The use of predictive analytics in insurance is becoming increasingly widespread as companies realize how the power of insight can impact business growth, risk management, and loss control. The number of insurers using these sophisticated models is growing daily and, there are more business capability areas that are reaping the benefits. Recent SMA research indicates that over one-third of insurers are currently investing in predictive analytics and models.
Most insurers started using predictive analytics in the underwriting area. Those that are staying ahead of the curve are continually introducing new external data sources in their efforts to glean additional insightful information about the risks they are underwriting.
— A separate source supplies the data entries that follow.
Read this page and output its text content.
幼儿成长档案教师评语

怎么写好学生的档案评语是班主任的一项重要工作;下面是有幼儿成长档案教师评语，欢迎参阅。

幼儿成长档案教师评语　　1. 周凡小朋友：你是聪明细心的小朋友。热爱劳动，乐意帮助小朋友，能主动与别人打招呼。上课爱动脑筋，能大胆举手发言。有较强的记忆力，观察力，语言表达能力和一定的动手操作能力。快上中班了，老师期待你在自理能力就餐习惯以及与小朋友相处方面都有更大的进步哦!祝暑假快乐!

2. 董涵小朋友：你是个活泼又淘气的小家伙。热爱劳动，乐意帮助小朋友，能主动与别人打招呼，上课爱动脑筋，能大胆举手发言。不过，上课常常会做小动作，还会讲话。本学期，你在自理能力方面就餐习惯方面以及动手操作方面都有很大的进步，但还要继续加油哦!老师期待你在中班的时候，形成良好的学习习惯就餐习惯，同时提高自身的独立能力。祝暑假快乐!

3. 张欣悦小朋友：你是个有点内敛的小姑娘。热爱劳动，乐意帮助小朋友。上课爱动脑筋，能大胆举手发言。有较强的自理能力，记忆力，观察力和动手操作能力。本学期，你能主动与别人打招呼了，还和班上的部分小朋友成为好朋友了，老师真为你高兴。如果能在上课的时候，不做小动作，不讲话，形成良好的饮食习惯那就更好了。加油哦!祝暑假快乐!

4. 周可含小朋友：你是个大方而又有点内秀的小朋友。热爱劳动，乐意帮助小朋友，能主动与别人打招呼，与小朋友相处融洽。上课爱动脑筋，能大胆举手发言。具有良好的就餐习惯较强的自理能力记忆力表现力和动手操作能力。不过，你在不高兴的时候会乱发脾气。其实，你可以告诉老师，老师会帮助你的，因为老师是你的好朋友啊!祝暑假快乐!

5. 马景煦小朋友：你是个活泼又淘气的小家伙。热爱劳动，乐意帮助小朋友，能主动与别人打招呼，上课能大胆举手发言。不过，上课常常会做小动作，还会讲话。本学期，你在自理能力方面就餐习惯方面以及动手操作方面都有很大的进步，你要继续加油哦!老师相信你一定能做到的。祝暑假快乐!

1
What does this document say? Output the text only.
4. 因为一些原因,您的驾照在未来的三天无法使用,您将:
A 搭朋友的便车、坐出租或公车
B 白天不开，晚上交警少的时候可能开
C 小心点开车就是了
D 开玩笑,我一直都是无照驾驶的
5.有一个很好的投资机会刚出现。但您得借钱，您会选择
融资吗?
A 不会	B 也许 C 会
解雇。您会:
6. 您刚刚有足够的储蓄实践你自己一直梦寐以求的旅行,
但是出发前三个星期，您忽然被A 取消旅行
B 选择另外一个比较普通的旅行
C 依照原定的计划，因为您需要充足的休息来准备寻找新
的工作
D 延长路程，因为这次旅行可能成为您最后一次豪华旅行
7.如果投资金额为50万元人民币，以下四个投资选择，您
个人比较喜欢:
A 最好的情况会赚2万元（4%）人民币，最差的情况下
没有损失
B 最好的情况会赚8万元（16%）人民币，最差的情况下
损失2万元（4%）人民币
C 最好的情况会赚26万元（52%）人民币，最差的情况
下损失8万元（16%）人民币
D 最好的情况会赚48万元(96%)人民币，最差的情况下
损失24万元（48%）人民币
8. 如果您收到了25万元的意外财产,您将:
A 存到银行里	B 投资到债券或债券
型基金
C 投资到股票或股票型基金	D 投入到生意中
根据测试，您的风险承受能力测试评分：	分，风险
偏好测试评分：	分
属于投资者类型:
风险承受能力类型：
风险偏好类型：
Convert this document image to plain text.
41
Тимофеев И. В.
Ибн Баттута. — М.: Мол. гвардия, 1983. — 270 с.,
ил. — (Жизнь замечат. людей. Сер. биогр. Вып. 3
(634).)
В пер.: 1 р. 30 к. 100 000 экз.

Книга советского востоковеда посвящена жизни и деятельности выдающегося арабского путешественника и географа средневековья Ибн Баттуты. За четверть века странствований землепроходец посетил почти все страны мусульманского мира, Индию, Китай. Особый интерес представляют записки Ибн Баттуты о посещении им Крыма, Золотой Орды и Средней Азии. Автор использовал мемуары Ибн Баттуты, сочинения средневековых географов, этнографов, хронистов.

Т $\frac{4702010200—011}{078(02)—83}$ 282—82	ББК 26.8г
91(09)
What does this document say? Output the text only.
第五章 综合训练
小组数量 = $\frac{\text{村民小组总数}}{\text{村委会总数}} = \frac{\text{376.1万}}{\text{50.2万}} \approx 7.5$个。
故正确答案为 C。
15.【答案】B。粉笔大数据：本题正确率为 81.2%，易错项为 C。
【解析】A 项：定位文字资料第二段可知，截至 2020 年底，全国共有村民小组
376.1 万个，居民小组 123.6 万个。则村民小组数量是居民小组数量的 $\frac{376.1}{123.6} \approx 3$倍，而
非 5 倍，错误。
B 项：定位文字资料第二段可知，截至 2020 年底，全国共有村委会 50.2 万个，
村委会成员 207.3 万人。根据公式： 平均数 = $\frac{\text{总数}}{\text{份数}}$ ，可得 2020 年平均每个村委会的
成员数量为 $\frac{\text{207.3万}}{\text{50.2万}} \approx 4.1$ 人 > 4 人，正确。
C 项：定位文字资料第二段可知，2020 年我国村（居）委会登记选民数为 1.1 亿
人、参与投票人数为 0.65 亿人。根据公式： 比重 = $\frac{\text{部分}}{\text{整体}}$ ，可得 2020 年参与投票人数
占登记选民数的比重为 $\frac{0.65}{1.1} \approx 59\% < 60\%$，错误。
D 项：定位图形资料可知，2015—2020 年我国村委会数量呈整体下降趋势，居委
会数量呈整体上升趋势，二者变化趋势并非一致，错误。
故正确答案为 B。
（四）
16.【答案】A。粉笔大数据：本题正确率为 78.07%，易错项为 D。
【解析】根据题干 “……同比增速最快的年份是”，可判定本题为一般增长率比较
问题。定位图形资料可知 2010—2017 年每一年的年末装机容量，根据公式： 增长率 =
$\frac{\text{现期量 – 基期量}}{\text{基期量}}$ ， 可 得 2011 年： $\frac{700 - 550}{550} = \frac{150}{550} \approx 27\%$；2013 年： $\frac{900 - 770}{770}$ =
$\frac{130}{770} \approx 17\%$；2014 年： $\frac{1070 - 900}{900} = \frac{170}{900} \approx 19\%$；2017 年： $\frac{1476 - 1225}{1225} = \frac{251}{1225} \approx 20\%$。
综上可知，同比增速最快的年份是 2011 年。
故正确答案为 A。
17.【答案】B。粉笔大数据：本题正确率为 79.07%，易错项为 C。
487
As the available data becomes more robust and more plentiful, there are even more opportunities to view risks from varying vantage points—gaining insights that were not previously possible.
Insurers are telling SMA about a major concern that keeps them awake at night. It is not about losing a specific risk to a competitor, but rather about a case when that same risk returns to their book of business. This is the most troubling of all situations. When you don’t understand why you lost the opportunity to write the risk initially, then you most likely do not have a full picture of why another company let it go and it has ended up on your books. The key question an insurer wants answered is, “What does another company know about this risk that we are not seeing?” This demonstrates why predictive analytics are so important.
Predictive analytics also are becoming increasingly important in the claims arena, particularly in three key areas—identification of special handling needs, assignment of the right resource, and fraud detection. Insurers are using predictive analytics early in the claims life cycle to determine if a claim should be given special attention. Using just the initial claim information that is typically associated with a claim, insurers are unable to identify many of the situations that should be getting exceptional consideration.
By using predictive analytics, insurers can run through a number of scenarios, identify early signs of potential issues, and automatically flag situations that need special handling. These flagged claims can then be assigned to an appropriately skilled claims adjuster, mitigating losses and speeding resolution.
Without the insights available with the use of predictive analytics, insurers are only able to view the traditional claims data and make adjuster assignments based on workload and past resource allocation experience. Predictive analytics afford insurers real advantage by giving them the power to capitalize on the strengths of their resources and better control loss costs.
The use of predictive analytics in the fight against fraud has gained significant traction in recent years. Fraud rings are operating with highly sophisticated tools and techniques. The battle requires a mature analytics engine that is able to consolidate a view of relationships that encompass multiple unrelated parties. Insurers are using predictive analytics during the claims intake process to identify potential fraud. Using a view of the characteristics of a claim, the nature of the claim, the relationships of the parties involved, plus a number of other connected attributes, the insurer has more control and can proactively engage a special investigation unit review in cases where it is warranted.
Business development and marketing are other key areas where insurers are reaping benefits by using predictive analytics. The pressure to grow books of business has insurers turning to more sophisticated models to determine what is possible and what will be the best fit for a particular company’s strategy and capabilities.
Predictive analytics are being used to help insurers define their options for profitable business models and to expose untapped opportunities. Once opportunities are prioritized, marketing departments are using predictive modeling to select target markets and design messages that will resonate with the desired audience.
While billing has not been a major part of the predictive analytics conversation in the past, things are rapidly changing. Attributes such as number of NSF’s, statutory notices of cancellation, reinstatements, or bill plan changes can all be warning signals for potentially unprofitable risks. In most cases, the billing area is more of a contributor to predictive models than a user of predictive modeling results.
Modern insurers are realizing the real power of predictive analytics. The investments are paying top and bottom line dividends—big ones. SMA research shows that 38 percent of insurers are increasing their spending on predictive analytics technologies and tools. Predictive analytics will not diminish in importance; these highly sophisticated models will play a major role in determining winners and losers. Insurers must continue to gain experience in using predictive analytics.
The stakes are high. These sophisticated models, coupled with the right combination of internal and external data, are providing intelligence that is increasing profitability, decreasing cost, and improving operational efficiency.